Сырая тюремная камера показалась теплым и светлым жилищем. Он лежал на нарах и любовно гладил пальцем сухую шершавую доску, и его восхищало, что ноги были вытянуты, шея не согнута, грудь дышала свободно.
«Человек все стерпит, — думал он, не открывая глаз. — Зашел сюда в первый раз — испугался даже: вот тюрьма! А сейчас лежу, как домовладелец киевский на перине, и радуюсь. Сухой карцер после того, где сейчас был, тоже ничего не стоит. А если бы огнем меня мучили, так мокрый карцер нестрашным бы показался. А сейчас прямо в роскоши. Терпеливая машинка».

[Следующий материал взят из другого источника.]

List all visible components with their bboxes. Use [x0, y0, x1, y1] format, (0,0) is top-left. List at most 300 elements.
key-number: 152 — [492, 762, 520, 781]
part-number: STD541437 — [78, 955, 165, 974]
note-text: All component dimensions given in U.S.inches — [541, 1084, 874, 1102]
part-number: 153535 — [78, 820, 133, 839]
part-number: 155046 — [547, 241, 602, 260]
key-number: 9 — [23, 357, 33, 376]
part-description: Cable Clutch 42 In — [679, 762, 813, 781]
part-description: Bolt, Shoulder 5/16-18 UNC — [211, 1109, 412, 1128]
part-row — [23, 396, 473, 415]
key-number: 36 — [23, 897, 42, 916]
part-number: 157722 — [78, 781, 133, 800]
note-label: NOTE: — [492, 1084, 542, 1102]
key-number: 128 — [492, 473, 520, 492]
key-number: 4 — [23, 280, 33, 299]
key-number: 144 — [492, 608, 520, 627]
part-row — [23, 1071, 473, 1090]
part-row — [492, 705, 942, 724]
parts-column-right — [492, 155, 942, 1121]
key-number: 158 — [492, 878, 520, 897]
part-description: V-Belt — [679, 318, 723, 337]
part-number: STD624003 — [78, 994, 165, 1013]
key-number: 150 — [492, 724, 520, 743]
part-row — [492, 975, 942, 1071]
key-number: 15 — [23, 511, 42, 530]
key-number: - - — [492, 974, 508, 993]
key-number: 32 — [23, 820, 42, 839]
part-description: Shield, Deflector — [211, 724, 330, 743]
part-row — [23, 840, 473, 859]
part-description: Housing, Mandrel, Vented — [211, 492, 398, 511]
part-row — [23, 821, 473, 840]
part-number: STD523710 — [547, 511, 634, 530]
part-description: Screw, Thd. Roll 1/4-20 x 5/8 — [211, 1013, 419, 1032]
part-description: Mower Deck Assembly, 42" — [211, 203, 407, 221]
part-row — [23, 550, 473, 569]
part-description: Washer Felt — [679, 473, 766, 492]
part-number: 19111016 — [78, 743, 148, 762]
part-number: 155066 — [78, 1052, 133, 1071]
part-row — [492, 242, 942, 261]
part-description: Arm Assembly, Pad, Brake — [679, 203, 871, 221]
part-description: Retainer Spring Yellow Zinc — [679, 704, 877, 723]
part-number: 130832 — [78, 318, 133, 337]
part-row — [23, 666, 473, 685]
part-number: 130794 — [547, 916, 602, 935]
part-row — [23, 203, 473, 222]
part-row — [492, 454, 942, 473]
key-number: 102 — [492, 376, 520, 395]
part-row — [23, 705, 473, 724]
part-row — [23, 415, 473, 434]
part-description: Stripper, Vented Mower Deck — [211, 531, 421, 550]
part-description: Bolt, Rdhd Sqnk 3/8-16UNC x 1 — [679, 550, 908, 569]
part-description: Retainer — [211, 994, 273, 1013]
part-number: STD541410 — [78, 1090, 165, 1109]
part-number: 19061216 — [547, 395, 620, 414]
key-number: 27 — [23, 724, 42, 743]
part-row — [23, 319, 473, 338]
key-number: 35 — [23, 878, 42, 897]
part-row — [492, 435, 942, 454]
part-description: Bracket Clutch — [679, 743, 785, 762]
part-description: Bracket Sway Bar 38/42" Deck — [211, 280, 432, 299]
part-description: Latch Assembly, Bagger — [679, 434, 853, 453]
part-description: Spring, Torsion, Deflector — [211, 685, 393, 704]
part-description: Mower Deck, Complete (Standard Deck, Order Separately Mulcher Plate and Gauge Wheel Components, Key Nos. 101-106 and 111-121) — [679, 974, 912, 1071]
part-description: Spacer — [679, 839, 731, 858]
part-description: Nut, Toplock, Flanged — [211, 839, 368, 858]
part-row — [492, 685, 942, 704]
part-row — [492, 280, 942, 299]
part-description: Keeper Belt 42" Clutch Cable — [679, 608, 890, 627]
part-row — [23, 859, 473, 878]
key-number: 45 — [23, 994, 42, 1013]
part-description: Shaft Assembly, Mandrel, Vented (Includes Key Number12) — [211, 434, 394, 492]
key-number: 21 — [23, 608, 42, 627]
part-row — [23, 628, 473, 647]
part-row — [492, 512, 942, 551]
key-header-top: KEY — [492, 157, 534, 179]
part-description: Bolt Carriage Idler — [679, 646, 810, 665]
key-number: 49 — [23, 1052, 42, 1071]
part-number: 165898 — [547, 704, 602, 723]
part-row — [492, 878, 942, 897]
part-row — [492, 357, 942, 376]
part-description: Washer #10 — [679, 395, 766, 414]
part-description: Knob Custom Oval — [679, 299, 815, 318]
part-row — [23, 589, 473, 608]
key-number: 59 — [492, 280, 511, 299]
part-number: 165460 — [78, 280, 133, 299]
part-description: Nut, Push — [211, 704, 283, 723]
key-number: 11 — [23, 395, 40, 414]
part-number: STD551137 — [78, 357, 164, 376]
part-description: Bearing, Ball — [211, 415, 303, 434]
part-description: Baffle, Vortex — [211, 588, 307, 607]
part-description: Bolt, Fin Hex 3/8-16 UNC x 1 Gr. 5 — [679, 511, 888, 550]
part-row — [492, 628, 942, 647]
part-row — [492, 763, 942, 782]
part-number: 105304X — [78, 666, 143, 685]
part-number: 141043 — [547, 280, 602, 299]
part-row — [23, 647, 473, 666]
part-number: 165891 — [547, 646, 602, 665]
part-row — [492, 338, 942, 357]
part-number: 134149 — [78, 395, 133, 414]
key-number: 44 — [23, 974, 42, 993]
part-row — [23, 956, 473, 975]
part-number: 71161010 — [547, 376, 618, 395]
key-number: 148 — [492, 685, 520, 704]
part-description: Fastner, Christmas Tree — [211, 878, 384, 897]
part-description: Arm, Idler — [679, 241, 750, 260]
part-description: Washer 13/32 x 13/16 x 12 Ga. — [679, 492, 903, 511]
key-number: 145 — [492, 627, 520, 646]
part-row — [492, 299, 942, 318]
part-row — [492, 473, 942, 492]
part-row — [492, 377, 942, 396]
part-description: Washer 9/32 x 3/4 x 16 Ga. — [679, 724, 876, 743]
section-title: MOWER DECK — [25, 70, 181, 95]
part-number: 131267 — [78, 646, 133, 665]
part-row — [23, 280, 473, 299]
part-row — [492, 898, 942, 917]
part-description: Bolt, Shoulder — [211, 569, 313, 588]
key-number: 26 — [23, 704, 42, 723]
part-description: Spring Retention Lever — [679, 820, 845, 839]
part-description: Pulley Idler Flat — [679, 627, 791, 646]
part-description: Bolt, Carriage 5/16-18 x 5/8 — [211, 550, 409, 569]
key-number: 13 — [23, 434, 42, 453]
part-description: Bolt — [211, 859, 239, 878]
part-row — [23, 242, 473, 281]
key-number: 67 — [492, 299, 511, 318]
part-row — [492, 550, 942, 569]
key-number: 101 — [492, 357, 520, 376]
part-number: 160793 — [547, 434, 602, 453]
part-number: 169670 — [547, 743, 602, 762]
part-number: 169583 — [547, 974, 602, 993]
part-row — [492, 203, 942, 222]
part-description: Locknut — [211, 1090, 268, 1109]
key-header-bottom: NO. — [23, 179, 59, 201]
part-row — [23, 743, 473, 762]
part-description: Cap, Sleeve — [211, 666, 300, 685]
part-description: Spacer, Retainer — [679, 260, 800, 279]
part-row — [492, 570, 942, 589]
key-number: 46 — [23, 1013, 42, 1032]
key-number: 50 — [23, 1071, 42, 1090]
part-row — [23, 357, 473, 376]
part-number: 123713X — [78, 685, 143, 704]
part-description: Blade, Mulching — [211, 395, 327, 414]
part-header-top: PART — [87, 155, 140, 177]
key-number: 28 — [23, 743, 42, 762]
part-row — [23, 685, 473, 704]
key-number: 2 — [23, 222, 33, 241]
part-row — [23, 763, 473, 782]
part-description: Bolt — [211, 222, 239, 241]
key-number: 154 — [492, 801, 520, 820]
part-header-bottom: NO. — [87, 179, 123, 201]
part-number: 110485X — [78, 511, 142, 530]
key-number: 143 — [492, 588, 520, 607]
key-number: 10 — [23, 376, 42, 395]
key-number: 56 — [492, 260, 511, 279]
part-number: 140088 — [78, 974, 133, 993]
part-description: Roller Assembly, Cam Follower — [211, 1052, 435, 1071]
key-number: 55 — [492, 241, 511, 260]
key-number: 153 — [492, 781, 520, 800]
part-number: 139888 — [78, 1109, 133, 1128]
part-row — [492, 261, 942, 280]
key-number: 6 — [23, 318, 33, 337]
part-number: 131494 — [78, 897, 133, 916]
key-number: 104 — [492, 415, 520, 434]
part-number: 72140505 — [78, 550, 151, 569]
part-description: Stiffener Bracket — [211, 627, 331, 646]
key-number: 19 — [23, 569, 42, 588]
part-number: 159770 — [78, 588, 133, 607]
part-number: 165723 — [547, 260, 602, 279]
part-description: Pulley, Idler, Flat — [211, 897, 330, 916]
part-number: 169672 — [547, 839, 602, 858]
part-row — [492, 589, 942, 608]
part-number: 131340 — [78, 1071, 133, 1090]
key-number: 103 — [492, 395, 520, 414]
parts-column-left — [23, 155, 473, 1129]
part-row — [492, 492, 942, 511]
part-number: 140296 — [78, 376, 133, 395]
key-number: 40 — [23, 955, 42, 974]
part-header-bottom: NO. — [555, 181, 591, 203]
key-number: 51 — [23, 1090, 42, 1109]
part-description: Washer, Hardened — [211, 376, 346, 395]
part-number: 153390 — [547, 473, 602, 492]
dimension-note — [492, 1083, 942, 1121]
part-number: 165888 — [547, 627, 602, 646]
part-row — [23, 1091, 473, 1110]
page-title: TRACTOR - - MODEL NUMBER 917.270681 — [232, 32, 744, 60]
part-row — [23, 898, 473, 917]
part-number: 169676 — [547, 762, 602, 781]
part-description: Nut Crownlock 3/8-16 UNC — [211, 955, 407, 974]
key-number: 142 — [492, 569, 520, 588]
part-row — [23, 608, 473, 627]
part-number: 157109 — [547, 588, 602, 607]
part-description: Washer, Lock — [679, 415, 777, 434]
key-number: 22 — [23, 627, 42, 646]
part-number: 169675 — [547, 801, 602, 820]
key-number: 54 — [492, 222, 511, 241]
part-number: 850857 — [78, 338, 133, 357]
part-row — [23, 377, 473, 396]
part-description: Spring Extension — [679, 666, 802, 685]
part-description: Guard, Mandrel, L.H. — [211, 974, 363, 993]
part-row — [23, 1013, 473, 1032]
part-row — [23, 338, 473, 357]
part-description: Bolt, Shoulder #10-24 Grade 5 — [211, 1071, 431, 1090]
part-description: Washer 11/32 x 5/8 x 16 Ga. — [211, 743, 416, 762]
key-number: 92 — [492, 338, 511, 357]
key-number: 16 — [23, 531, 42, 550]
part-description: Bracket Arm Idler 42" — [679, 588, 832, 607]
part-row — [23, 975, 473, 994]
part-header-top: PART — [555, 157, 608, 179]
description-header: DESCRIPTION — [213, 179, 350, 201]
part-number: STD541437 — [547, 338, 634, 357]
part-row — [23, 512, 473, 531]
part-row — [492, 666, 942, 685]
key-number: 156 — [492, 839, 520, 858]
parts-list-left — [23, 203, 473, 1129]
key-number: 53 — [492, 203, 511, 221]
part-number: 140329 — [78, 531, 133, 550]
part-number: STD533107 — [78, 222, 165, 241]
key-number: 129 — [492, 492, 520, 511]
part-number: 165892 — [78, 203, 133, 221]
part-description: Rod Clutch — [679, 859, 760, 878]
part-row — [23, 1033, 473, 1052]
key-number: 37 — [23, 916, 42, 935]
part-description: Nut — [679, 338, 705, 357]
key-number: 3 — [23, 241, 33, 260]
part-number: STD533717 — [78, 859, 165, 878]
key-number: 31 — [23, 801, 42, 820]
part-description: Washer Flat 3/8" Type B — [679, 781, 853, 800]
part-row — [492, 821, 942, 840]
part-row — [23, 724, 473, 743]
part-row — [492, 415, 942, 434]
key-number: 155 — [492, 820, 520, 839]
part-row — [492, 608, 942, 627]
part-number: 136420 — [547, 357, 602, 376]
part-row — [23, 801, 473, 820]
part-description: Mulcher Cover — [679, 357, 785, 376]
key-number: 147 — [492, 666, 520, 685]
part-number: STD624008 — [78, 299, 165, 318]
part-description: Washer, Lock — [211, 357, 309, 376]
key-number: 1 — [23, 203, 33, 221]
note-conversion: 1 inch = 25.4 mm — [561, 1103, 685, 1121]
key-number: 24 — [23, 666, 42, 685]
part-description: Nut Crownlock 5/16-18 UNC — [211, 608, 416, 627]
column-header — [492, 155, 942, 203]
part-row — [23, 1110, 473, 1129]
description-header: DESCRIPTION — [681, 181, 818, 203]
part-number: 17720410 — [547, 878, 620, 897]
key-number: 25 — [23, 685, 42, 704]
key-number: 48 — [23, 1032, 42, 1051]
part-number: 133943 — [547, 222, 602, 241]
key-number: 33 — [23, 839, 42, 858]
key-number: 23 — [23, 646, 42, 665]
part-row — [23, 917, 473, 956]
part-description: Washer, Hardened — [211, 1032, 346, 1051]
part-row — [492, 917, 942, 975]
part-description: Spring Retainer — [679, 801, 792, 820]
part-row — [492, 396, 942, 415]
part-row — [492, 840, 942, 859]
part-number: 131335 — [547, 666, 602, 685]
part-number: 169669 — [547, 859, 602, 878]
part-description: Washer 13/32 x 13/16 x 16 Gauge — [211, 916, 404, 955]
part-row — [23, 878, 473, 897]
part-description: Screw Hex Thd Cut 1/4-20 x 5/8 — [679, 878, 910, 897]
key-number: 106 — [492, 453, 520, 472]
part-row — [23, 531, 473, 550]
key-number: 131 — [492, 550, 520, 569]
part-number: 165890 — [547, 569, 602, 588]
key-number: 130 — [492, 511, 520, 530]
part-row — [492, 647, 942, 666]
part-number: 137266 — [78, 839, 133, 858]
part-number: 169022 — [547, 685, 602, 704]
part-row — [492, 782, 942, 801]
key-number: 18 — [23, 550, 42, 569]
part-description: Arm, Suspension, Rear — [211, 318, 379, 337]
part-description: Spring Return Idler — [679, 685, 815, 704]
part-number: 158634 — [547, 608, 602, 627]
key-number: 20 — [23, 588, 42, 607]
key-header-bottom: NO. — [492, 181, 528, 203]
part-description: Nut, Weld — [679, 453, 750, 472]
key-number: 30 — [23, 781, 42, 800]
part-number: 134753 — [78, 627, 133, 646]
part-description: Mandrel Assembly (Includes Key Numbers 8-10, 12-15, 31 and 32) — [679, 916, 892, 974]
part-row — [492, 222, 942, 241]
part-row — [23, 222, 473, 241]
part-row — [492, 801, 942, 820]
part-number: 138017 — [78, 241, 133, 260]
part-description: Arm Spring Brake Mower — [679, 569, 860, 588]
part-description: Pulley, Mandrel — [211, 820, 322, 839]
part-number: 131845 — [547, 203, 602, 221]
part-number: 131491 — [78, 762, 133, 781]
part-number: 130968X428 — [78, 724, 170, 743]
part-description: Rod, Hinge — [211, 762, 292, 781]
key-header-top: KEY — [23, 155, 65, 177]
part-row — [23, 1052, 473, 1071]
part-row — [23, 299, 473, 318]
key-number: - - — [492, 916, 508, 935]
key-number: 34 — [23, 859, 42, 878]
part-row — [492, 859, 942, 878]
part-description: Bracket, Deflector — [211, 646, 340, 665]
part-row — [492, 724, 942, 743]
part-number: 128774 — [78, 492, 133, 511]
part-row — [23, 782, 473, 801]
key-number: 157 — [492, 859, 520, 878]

Он раскрыл глаза и хотел повернуться, но закряхтел и остался в прежнем положении:
«Да, машинка, — подумал он, — работу я на себя принял потяжелей, чем на доменной». А к вечеру, отдышавшись, узнал он тюремную новость: сосед его, Козлинский, был позавчера приговорен окружным судом к смертной казни через повешение и тотчас же переведен в одиночку. Уходя, он просил передать записку Степану.
«Прощай, товарищ, — писал Козлинский, — видишь, напрасно ты мне отдавал свой сахар. Царские палачи нашли другой способ излечить мою чахотку. Спасибо тебе за помощь, за десятки мелочей, в которых ты проявил заботу к больному телом товарищу. Ты был для меня как брат. Да здравствует революция! Долой самодержавие! Помни меня».
Степан долго советовался со старым тюремным жителем Евтушенко, как уберечь эту записку от внезапных ночных обысков.
И все же зима, прошедшая в борьбе с Лебедевым, показалась Степану легче, чем весна. Весной Лебедев оставил Степана в покое. Весной Степана охватила тоска. Весной не было борьбы, не было напряжения воли. Весной он оказался в необычном для себя положении — безделия и ожидания. После того как прекратились допросы, его часто переводили из камеры в камеру. Одно время он был с уголовными, потом оказался с крестьянами, попавшими в тюрьму за бунт и избиение управляющего помещичьей усадьбой, недели две он один сидел в небольшой камере; потом его снова перевели к уголовным, но на этот раз не к карманным ворам и взломщикам, а к фальшивомонетчикам, банковским служащим, таможенным чиновникам. Все эти люди вызывали в нем такое же чувство снисходительной насмешки, как в детстве гадалки-цыганки, нищие, уличные фокусники. Он презирал их многословие, слабость, страх перед самым небольшим физическим напряжением. Они хныкали, жаловались, стонали, когда перед пасхой надзиратели заставляли их мыть полы, скрести добела столы и табуреты, шпарить кипятком нары: их пугала эта легкая, старушечья работа. Степану вновь хотелось попасть в камеру к политикам, но — случайно ли, нарочно ли, он не мог понять — его до самого суда держали с уголовными. Ни разу за эти долгие месяцы он не видел Сергея Кравченко, но он на каждом допросе понимал, что Кравченко молчит, держится.